Given that the ERP/MEG literature details specific differences between e.g. lexical prediction and grammatical computations, if Fedorenko’s language network were in fact responsible for language processing, then perhaps the same areas of the brain are performing different tasks – i.e., separation in brain space would perhaps not be informative for the neurobiology of language. Fedorenko was asked this question after her talk, but she didn’t understand it. However, Riitta Salmelin’s talk in the same session of the conference did address Fedorenko’s position. Salmelin has been investigating whether ERP/MEG responses in particular experimental paradigms might yield different localizations for the source of language processing than fMRI activation from identical paradigms. Her work demonstrates that this is in fact the case, and she presented some ideas about why. She also remarked to me at the conference that Fedorenko’s “language network” does not include areas of interest for linguistic processing that she studies with MEG.

Of interest for our Blog notes is the nature of Fedorenko’s “syntactic surprisal” measure – the one that is supposed to correlate with activity in the same network as lexical surprisal, where lexical surprisal is computed via word 5-grams. Fedorenko’s syntactic surprisal measure comes from a delexicalized probabilistic context free grammar, i.e., from a consideration of the likelihood of a syntactic structure independent of any lexical items. We asked in a previous post whether this kind of syntactic surprisal is likely to represent speakers’ use of syntactic knowledge for parsing words, given the importance of lexical specific selection in word processing, but the same question could be asked about sentence processing. A recent paper from our lab, Sharpe, V., Reddigari, S., Pylkkänen, L., & Marantz, A. (2018). Automatic access to verb continuations on the lexical and categorical levels: evidence from MEG. Language, Cognition and Neuroscience, 34(2), 137–150, clearly separates predictions from verbs about the follow syntactic category from predictions for the following word. However, the predictions are grounded in the identity of the verb, so this is a mix of lexical and syntactic prediction (the predictor is lexicalized but the predicted category is syntactic, modulo the prediction of particular prepositions). What is clear is that syntactic surprisal as measured by a de-lexicalized probabilistic context free grammar is not the be-all and end-all of possible variables that might be used to explore the brain for areas performing syntactic computation. In particular, the status of de-lexicalized syntactic structure for syntactic parsing is up in the air. Nevertheless, in a proper multiple regression analysis of MEG brain responses to naturalistic speech, I’m willing to go out on the limb and predict that different brain regions will be sensitive to word n-gram surprisal and syntactic surprisal, as measured via a de-lexicalized probabilistic context free grammar.
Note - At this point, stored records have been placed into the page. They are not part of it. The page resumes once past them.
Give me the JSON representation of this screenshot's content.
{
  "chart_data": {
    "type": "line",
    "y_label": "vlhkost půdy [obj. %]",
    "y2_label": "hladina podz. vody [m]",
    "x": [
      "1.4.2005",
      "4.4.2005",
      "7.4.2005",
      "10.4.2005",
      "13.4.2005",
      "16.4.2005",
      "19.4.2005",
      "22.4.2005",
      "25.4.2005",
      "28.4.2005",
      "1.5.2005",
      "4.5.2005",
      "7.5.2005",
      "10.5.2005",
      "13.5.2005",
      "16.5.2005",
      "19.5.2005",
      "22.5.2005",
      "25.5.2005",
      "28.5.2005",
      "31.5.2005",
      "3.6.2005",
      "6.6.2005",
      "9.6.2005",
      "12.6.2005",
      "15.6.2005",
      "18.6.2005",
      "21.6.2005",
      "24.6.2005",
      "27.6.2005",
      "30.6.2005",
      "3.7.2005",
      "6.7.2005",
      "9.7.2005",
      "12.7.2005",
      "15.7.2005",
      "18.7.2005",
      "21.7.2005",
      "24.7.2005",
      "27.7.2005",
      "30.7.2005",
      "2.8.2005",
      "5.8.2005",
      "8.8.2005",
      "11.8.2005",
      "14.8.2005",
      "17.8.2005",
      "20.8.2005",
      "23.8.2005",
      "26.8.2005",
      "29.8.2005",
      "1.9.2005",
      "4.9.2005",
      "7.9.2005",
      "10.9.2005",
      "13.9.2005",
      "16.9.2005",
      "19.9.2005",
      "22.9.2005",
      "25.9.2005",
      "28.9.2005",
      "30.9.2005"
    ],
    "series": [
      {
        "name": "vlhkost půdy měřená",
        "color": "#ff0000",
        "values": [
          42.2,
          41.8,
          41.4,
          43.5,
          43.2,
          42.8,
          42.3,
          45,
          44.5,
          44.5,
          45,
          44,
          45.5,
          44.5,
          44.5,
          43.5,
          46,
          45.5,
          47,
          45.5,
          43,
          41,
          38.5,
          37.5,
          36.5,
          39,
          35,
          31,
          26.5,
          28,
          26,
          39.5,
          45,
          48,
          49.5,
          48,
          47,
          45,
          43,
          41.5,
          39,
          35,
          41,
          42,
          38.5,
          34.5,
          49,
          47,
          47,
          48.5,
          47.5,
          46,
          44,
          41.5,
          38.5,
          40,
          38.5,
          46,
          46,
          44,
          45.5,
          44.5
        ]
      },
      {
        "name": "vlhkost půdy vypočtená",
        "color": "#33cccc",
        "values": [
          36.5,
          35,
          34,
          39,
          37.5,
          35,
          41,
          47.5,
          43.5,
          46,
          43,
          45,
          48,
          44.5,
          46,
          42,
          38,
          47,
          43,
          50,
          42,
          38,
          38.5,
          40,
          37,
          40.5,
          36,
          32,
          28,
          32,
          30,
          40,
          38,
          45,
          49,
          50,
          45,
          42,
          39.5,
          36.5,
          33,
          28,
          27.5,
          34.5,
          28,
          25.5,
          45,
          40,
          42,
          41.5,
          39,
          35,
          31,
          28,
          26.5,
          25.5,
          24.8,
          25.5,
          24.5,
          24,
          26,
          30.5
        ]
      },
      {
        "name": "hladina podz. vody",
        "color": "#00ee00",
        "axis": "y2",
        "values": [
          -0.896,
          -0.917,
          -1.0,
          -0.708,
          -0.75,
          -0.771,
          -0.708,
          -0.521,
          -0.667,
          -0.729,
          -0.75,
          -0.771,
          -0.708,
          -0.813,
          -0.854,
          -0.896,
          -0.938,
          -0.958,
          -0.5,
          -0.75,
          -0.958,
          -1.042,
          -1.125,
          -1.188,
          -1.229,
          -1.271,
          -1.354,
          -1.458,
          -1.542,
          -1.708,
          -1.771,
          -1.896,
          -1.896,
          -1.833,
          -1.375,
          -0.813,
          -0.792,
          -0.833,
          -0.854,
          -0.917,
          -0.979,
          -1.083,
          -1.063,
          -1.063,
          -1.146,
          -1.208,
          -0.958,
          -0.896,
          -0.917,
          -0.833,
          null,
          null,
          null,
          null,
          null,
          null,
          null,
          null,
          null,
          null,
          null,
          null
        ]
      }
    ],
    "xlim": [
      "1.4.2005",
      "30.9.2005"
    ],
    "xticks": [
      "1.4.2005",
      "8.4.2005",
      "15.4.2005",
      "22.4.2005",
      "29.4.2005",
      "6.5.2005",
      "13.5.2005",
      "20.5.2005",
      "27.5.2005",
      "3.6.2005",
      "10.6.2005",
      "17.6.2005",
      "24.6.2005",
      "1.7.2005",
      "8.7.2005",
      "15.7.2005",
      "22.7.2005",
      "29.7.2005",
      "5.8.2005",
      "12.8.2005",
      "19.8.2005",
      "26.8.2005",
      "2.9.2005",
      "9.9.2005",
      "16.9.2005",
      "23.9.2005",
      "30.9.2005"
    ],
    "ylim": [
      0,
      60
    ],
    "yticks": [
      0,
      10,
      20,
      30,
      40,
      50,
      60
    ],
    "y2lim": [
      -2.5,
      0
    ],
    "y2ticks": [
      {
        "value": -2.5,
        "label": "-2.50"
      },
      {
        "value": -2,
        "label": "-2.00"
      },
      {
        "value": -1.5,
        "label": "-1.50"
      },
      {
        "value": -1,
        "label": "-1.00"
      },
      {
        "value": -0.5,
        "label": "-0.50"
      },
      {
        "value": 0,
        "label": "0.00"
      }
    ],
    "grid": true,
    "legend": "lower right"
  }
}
A final note of clarification: Fedorenko in her talk suggested that there were linguistic theories that might predict no clear separation between, I believe, word meaning and syntax. Thus somehow e.g. Jackendoff’s Parallel Architecture and Construction Grammar would predict a lack of separation between lexical and syntactic surprisal. For both Jackendoff and Construction Grammar – and all serious current linguistic frameworks I know of – the ontology of lexical semantics and the ontology of syntactic categories are distinct. So Jackendoff has parallel syntactic and semantic structures, not no distinction between syntax and word meaning. Construction Grammar is similar in this respect. The question of whether speakers use de-lexicalized probabilistic syntactic knowledge in processing is a question for any syntactic theory, and all theories I can think of would survive a yes or no answer.